Kafka: Efficiently join windowed aggregates to events

Question

I'm prototyping a fraud application. We'll frequently have metrics like "total amount of cash transactions in the last 5 days" that we need to compare against some threshold to determine if we raise an alert.

We're looking to use Kafka Streams to create and maintain the aggregates and then create an enhanced version of the incoming transaction that has the original transaction fields plus the aggregates. This enhanced record gets processed by a downstream rules system.

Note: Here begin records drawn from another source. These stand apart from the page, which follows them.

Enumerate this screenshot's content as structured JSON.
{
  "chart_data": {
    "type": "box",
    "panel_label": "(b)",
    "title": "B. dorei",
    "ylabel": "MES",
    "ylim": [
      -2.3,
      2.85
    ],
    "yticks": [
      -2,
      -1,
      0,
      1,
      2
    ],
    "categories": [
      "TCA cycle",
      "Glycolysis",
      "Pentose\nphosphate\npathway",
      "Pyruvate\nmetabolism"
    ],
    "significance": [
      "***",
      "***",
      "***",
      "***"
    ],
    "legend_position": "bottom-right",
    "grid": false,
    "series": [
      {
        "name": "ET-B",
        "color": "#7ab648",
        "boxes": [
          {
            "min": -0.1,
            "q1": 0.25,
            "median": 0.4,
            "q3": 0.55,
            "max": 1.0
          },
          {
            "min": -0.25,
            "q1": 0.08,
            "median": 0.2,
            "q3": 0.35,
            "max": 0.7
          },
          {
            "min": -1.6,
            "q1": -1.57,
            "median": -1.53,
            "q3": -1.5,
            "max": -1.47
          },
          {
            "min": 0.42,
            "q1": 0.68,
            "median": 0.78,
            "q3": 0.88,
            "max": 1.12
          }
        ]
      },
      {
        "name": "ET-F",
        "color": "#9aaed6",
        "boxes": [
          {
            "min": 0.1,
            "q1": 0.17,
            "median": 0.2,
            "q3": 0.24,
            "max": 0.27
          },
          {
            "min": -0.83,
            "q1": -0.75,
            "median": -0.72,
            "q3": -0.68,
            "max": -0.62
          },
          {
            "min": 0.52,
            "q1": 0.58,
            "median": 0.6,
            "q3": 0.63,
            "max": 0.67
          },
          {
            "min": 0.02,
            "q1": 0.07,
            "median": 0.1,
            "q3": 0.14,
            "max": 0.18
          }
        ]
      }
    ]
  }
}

I'm wondering the best way to approach this. I've prototyped creating the aggregates with code like this:

TimeWindows twoDayHopping TimeWindows.of(TimeUnit.DAYS.toMillis(2))
               .advanceBy(TimeUnit.DAYS.toMillis(1));
KStream<String, AdditiveStatistics> aggrStream = transactions
    .filter((key,value)->{
        return value.getAccountTypeDesc().equals("P") &&
               value.getPrimaryMediumDesc().equals("CASH");

    })
    .groupByKey()
    .aggregate(AdditiveStatistics::new,
               (key,value,accumulator)-> {                 
                   return AdditiveStatsUtil
                     .advance(value.getCurrencyAmount(),accumulator),
                              twoDayHopping,
                              metricsSerde,
                              "sas10005_store")
                } 
     .toStream()
     .map((key,value)-> {
                value.setTransDate(key.window().start());
                return new KeyValue<String, AdditiveStatistics>(key.key(),value);
            })
     .through(Serdes.String(),metricsSerde,datedAggrTopic);;

This creates a store-backed stream that has a records per key per window. I then join the original transactions stream to this window to produce the final output to a topic:

  JoinWindows joinWindow = JoinWindows.of(TimeUnit.DAYS.toMillis(1))
                                        .before(TimeUnit.DAYS.toMillis(1))
                                        .after(-1)
                                        .until(TimeUnit.DAYS.toMillis(2)+1);
    KStream<String,Transactions10KEnhanced> enhancedTrans = transactions.join(aggrStream,
                      (left,right)->{
                            Transactions10KEnhanced out = new Transactions10KEnhanced();
                            out.setAccountNumber(left.getAccountNumber());
                            out.setAccountTypeDesc(left.getAccountTypeDesc());
                            out.setPartyNumber(left.getPartyNumber());
                            out.setPrimaryMediumDesc(left.getPrimaryMediumDesc());
                            out.setSecondaryMediumDesc(left.getSecondaryMediumDesc());
                            out.setTransactionKey(left.getTransactionKey());
                            out.setCurrencyAmount(left.getCurrencyAmount());
                            out.setTransDate(left.getTransDate());
                            if(right != null) {
                                out.setSum2d(right.getSum());

                            }
                            return out;
                       },
                       joinWindow);

This produces the correct results, but it seems to run for quite a while, even with a low number of records. I'm wondering if there's a more efficient way to achieve the same result.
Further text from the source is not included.